Treasurer Garrity warns of text messages from scammers
Treasurer Stacy Garrity this week warned Pennsylvanians that scammers are using fraudulent text messages to target recipients of unemployment compensation benefits — potentially including normal unemployment compensation (UC), Pandemic Unemployment Assistance (PUA), and Federal Pandemic Unemployment Compensation (FPUC).
One message tells recipients — inaccurately — that their “state-issued ReliaCard account has been temporarily frozen.” It encourages recipients to click on a link “to verify [their] identity and card status.”
“If you get a text message like this, do not click on the link,” Garrity said. “This is a scam and nothing but a scam. Criminals have been aggressively targeting unemployment compensation benefits throughout the pandemic, and this is their latest attempt to steal money from honest Pennsylvanians.”
Garrity noted that neither the Pennsylvania Treasury nor the Pennsylvania Department of Labor and Industry (L&I) ever embed a link in a text message. Any text that includes a link and claims to be from Treasury or L&I is not authentic and should not be trusted.
More generally, it’s important to never provide any personally identifiable information, user IDs, or passwords unless you initiated the conversation by contacting the agency directly.
DEP, PennDOT seek volunteers to ‘Pick Up Pennsylvania’ to benefit streams, rivers, lakes
The Pennsylvania Department of Environmental Protection (DEP) and Department of Transportation (PennDOT) this week encouraged Pennsylvanians to volunteer for “Pick Up Pennsylvania” — a statewide campaign of fall litter cleanups to benefit streams, rivers, and lakes, now through Nov. 30.
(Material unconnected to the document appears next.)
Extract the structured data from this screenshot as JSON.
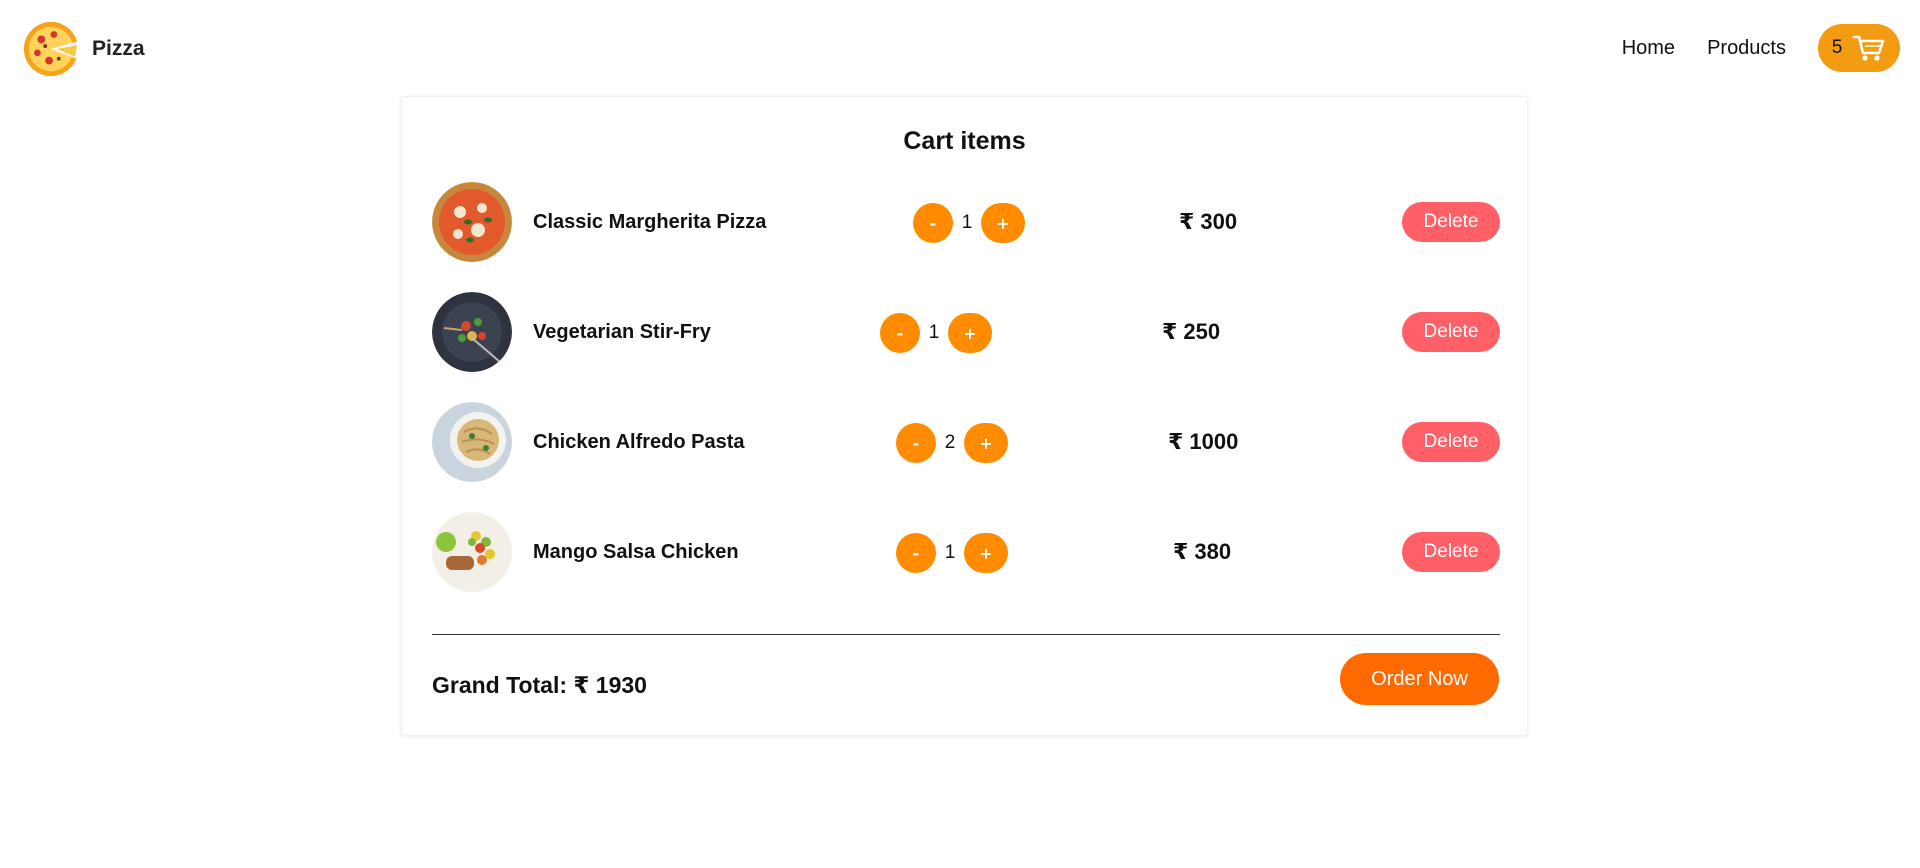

Volunteer groups who participate in the PennDOT Adopt-A-Highway program are also encouraged to participate.
“Our waterways foster pride of place for many Pennsylvanians and shouldn’t be trashed,” said DEP Secretary Patrick McDonnell. “It’s important to make the connection between actions on the land and their impact on our waters. From community groups to co-workers, the volunteers who understand this connection and join in Pick Up Pennsylvania each fall do a world of good for all Pennsylvanians and the ecosystem we depend on.”
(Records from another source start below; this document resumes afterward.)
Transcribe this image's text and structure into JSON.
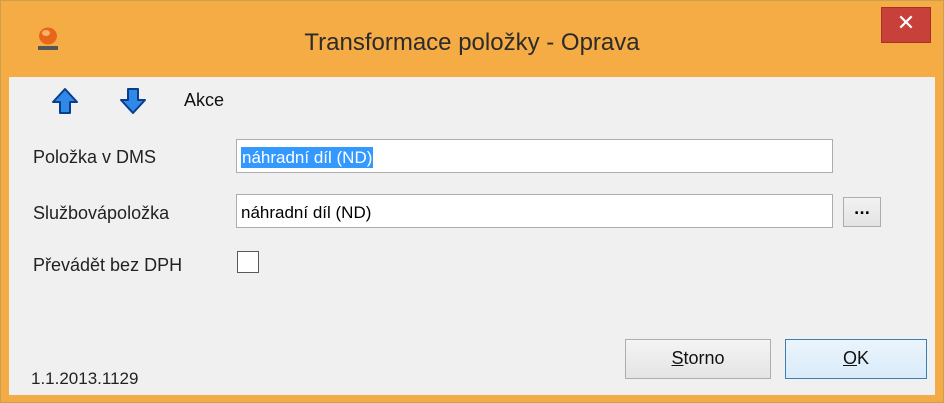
{
  "window": {
    "title": "Transformace položky - Oprava",
    "close_label": "✕",
    "accent_color": "#f6ac45",
    "close_color": "#c7403a"
  },
  "toolbar": {
    "up_icon": "arrow-up-icon",
    "down_icon": "arrow-down-icon",
    "akce_label": "Akce"
  },
  "form": {
    "dms_item_label": "Položka v DMS",
    "dms_item_value": "náhradní díl (ND)",
    "service_item_label": "Službovápoložka",
    "service_item_value": "náhradní díl (ND)",
    "browse_label": "...",
    "no_vat_label": "Převádět bez DPH",
    "no_vat_checked": false
  },
  "footer": {
    "version": "1.1.2013.1129",
    "storno_first": "S",
    "storno_rest": "torno",
    "ok_first": "O",
    "ok_rest": "K"
  }
}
“These volunteer cleanup efforts are so important,” said PennDOT Secretary Yassmin Gramian. “Volunteers are the very heart of our Adopt-A-Highway program, saving millions of taxpayer dollars each year.”
McDonnell and Gramian spoke at an event with Penbrook Borough community leaders and representatives from Keep Pennsylvania Beautiful before joining in a litter cleanup that started at Penbrook Community Park.
Pick Up Pennsylvania is coordinated by Keep Pennsylvania Beautiful and sponsored by DEP, PennDOT, and the Ocean Conservancy International Coastal Zone Cleanup. This support supplies registered events with free trash bags and gloves. Residents around the state can use this Events Calendar to join registered cleanup events in their community. Those who’d like to register their own local cleanup event can do so at Organize an Event.
Individuals, families, neighbors, students, civic organizations and local governments are all invited to participate. Cleanups in any location are eligible, for example, on stream banks and shorelines, along roadsides, and in neighborhoods and parks.